Have you met Isabella Boylston, principal dancer at American Ballet Theatre and host/co-creator/producer of Ballerina Book Club? As we introduce the first month of Ballerina Book Club, we asked Bella to share some insights into her bookworm habits.
Read on below to hear more from the avid reader. Bonus: Here is Bella’s suggested recipe to make while reading this interview.
What was the last book you recommended to a friend?
Probably “If I Had Your Face,” by my friend Frances Cha. It’s a beautiful depiction of friendship between young women, and I felt like I could see the action unfolding cinematically in front of my eyes. Even though it is set in the glittering city of Seoul, it reminded me of when I first moved to New York — I had a ton of roommates, and we stuck together to survive. My husband is Korean, and it was fascinating for me to read about contemporary Korean culture.

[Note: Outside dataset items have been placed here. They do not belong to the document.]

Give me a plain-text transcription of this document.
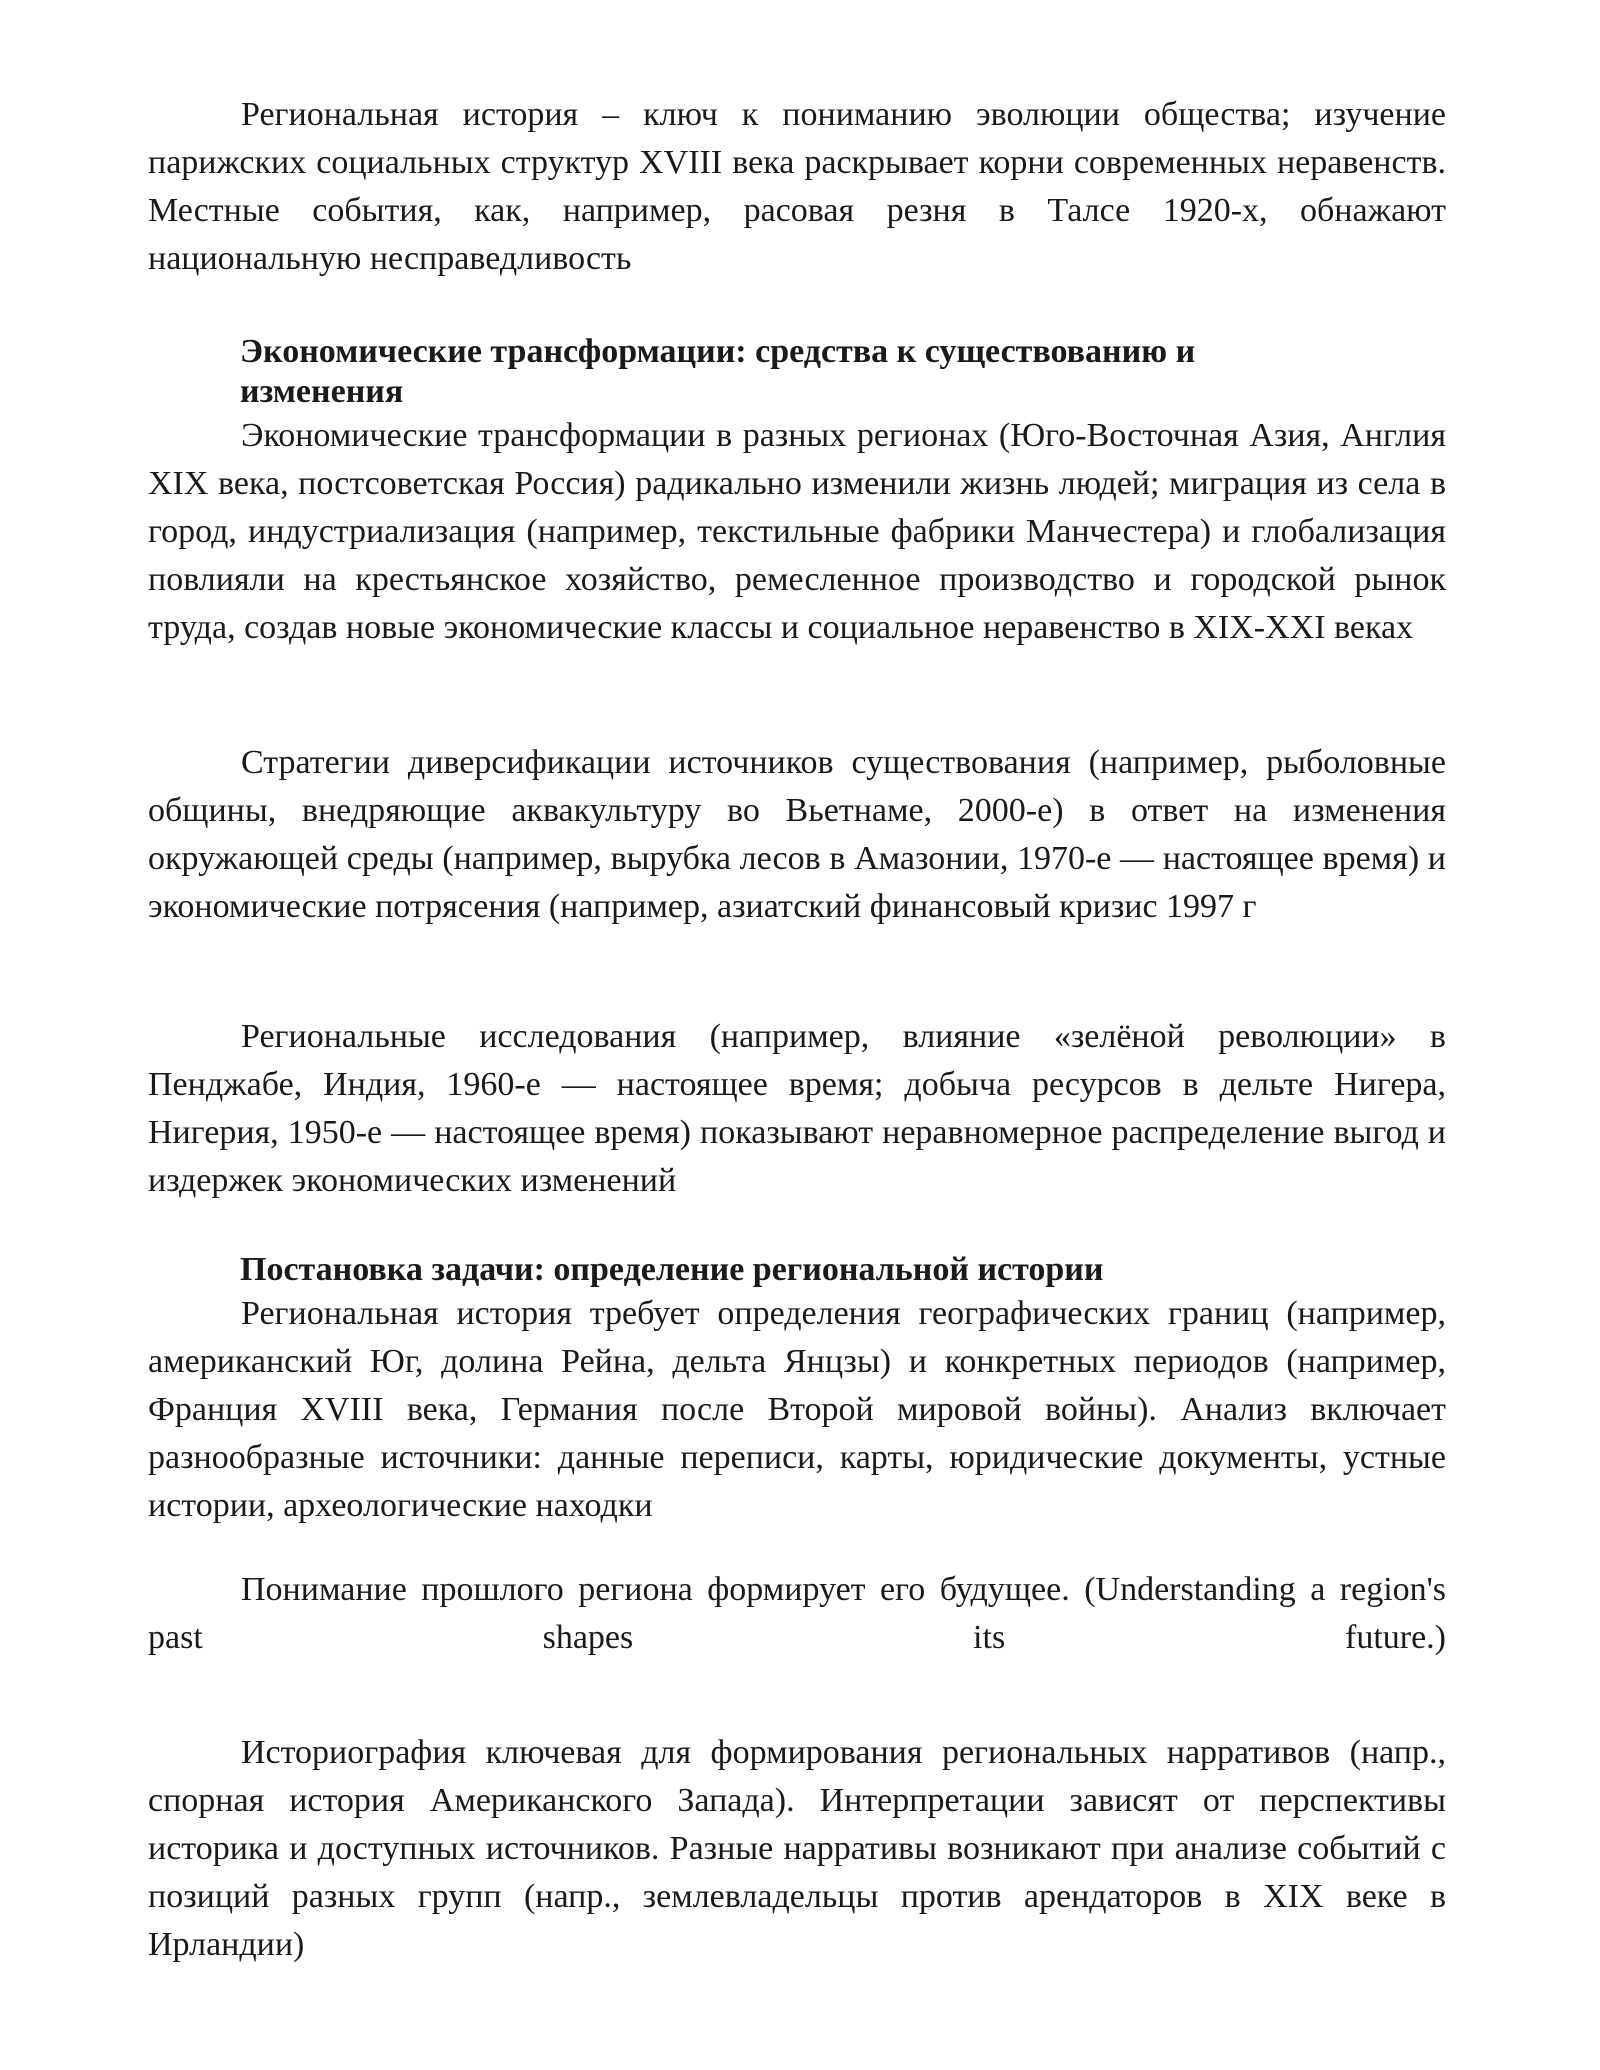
Региональная история – ключ к пониманию эволюции общества; изучение парижских социальных структур XVIII века раскрывает корни современных неравенств. Местные события, как, например, расовая резня в Талсе 1920-х, обнажают национальную несправедливость

Экономические трансформации: средства к существованию и изменения

Экономические трансформации в разных регионах (Юго-Восточная Азия, Англия XIX века, постсоветская Россия) радикально изменили жизнь людей; миграция из села в город, индустриализация (например, текстильные фабрики Манчестера) и глобализация повлияли на крестьянское хозяйство, ремесленное производство и городской рынок труда, создав новые экономические классы и социальное неравенство в XIX-XXI веках

Стратегии диверсификации источников существования (например, рыболовные общины, внедряющие аквакультуру во Вьетнаме, 2000-е) в ответ на изменения окружающей среды (например, вырубка лесов в Амазонии, 1970-е — настоящее время) и экономические потрясения (например, азиатский финансовый кризис 1997 г

Региональные исследования (например, влияние «зелёной революции» в Пенджабе, Индия, 1960-е — настоящее время; добыча ресурсов в дельте Нигера, Нигерия, 1950-е — настоящее время) показывают неравномерное распределение выгод и издержек экономических изменений

Постановка задачи: определение региональной истории

Региональная история требует определения географических границ (например, американский Юг, долина Рейна, дельта Янцзы) и конкретных периодов (например, Франция XVIII века, Германия после Второй мировой войны). Анализ включает разнообразные источники: данные переписи, карты, юридические документы, устные истории, археологические находки

Понимание прошлого региона формирует его будущее. (Understanding a region's past shapes its future.)

Историография ключевая для формирования региональных нарративов (напр., спорная история Американского Запада). Интерпретации зависят от перспективы историка и доступных источников. Разные нарративы возникают при анализе событий с позиций разных групп (напр., землевладельцы против арендаторов в XIX веке в Ирландии)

What’s your reading style?
I usually read at night for a couple of hours before bed, and when I’m really in love with a book, I’ll stay up into the early morning reading. I’m not a huge snacker at night, actually, but I love to read with a glass of wine in hand.

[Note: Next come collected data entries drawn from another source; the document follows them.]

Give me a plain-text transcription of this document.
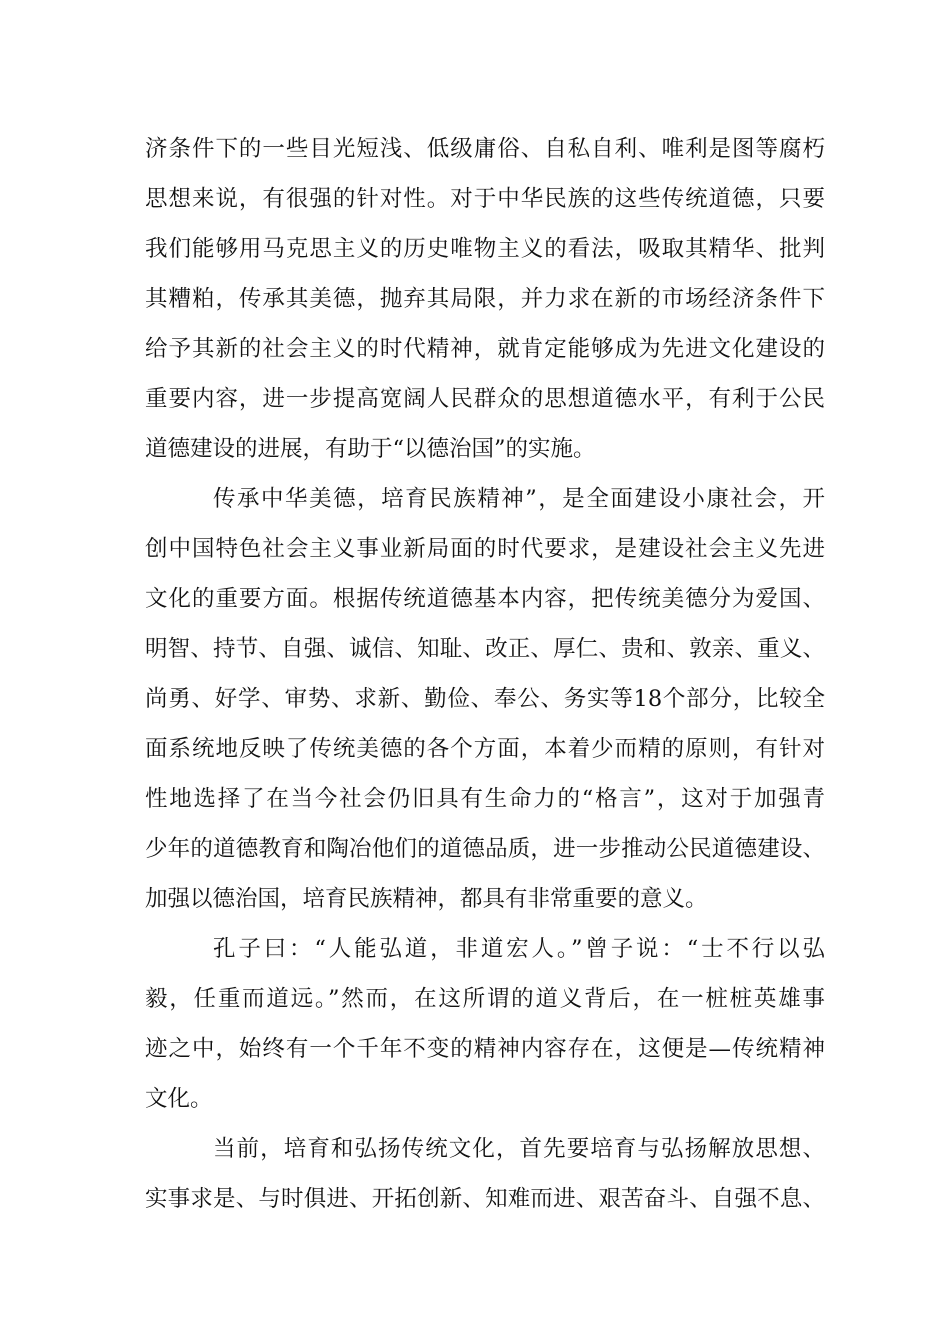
济条件下的一些目光短浅、低级庸俗、自私自利、唯利是图等腐朽
思想来说，有很强的针对性。对于中华民族的这些传统道德，只要
我们能够用马克思主义的历史唯物主义的看法，吸取其精华、批判
其糟粕，传承其美德，抛弃其局限，并力求在新的市场经济条件下
给予其新的社会主义的时代精神，就肯定能够成为先进文化建设的
重要内容，进一步提高宽阔人民群众的思想道德水平，有利于公民
道德建设的进展，有助于“以德治国”的实施。
传承中华美德，培育民族精神”，是全面建设小康社会，开
创中国特色社会主义事业新局面的时代要求，是建设社会主义先进
文化的重要方面。根据传统道德基本内容，把传统美德分为爱国、
明智、持节、自强、诚信、知耻、改正、厚仁、贵和、敦亲、重义、
尚勇、好学、审势、求新、勤俭、奉公、务实等18个部分，比较全
面系统地反映了传统美德的各个方面，本着少而精的原则，有针对
性地选择了在当今社会仍旧具有生命力的“格言”，这对于加强青
少年的道德教育和陶冶他们的道德品质，进一步推动公民道德建设、
加强以德治国，培育民族精神，都具有非常重要的意义。
孔子曰：“人能弘道，非道宏人。”曾子说：“士不行以弘
毅，任重而道远。”然而，在这所谓的道义背后，在一桩桩英雄事
迹之中，始终有一个千年不变的精神内容存在，这便是—传统精神
文化。
当前，培育和弘扬传统文化，首先要培育与弘扬解放思想、
实事求是、与时俱进、开拓创新、知难而进、艰苦奋斗、自强不息、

What was your relationship to reading like as a kid?
My mom worked full-time and would drop off my brother and me at the library multiple times a week, so I was always checking out books and VHS tapes of ballet. I was a huge bookworm and would read all the time. On occasions when we got to eat out, I would read throughout dinner. I must have been delightful to hang out with!
How do reading and books inform how you relate to your career as a dancer?
When I’m working on a new role, I try to read any books that are associated with the particular ballet. Like, if it’s based on a text like “Romeo and Juliet” or “Jane Eyre,” I’ll start with reading and highlighting anything useful. I also enjoy reading dancer biographies. It’s interesting to learn how much has changed and also how dancers today still go through the same challenges, joys and disappointments. We definitely need to do a feature on my favorite dancer biographies! A lot of the stories we tell in ballet are very fantasy/sci-fi, so maybe that’s one reason I enjoy reading those genres so much.
How did you get into ballet as a profession?
I grew up in a small town in Idaho, and my mom signed me up for some classes at the local rec center when I was three. No one in my family knew anything about ballet, but my dad is a musician — a drummer — so maybe I inherited some rhythm from him. I loved the creativity and expressiveness of ballet so much, and I found the extreme physical challenge addicting.
What advice would you offer to someone trying to break into your field?
You have to work really hard and not be deterred by setbacks like injuries and rejection. While ballet is incredibly athletic, it’s also an art, and artists need life experience to inform their artistry. Read books, go to shows, listen to music, and get out and live so you have something to say on stage.
What’s a passion outside of your public persona that people might be surprised to know about?
Does pasta count as a passion? I love spaghetti and any kind of pasta. It’s pretty much the only thing I ever bother cooking. I also am a major nature lover from growing up in the mountain west. I love hiking whenever I can get out of the city.
Favorite pasta recipe?
Chrissy Teigen’s “Spicy Miso Pasta.” Vegetarians can substitute the bacon with mushrooms.
Favorite book store?
Boulder Bookstore in downtown Boulder, Colo. They have excellent staff pics and a wide array of books. It’s definitely curated by hippies.
- “The Name of the Wind,” by Patrick Rothfuss
- “My Brilliant Friend,” by Elena Ferrante
- “Spinning Silver,” by Naomi Novik
- “Just Kids,” by Patti Smith
- “The Fifth Season,” by N. K. Jemisin
[Learn more about Bella’s top five picks here.]
A book you’ve always wanted to read but for whatever reason haven’t?
I loved Gloria Steinem’s “My Life on The Road” so much and have been meaning to read her “Outrageous Acts and Everyday Rebellions.” There’s also a ton of classic literature that I haven’t read — I’ve never read anything from Jane Austen.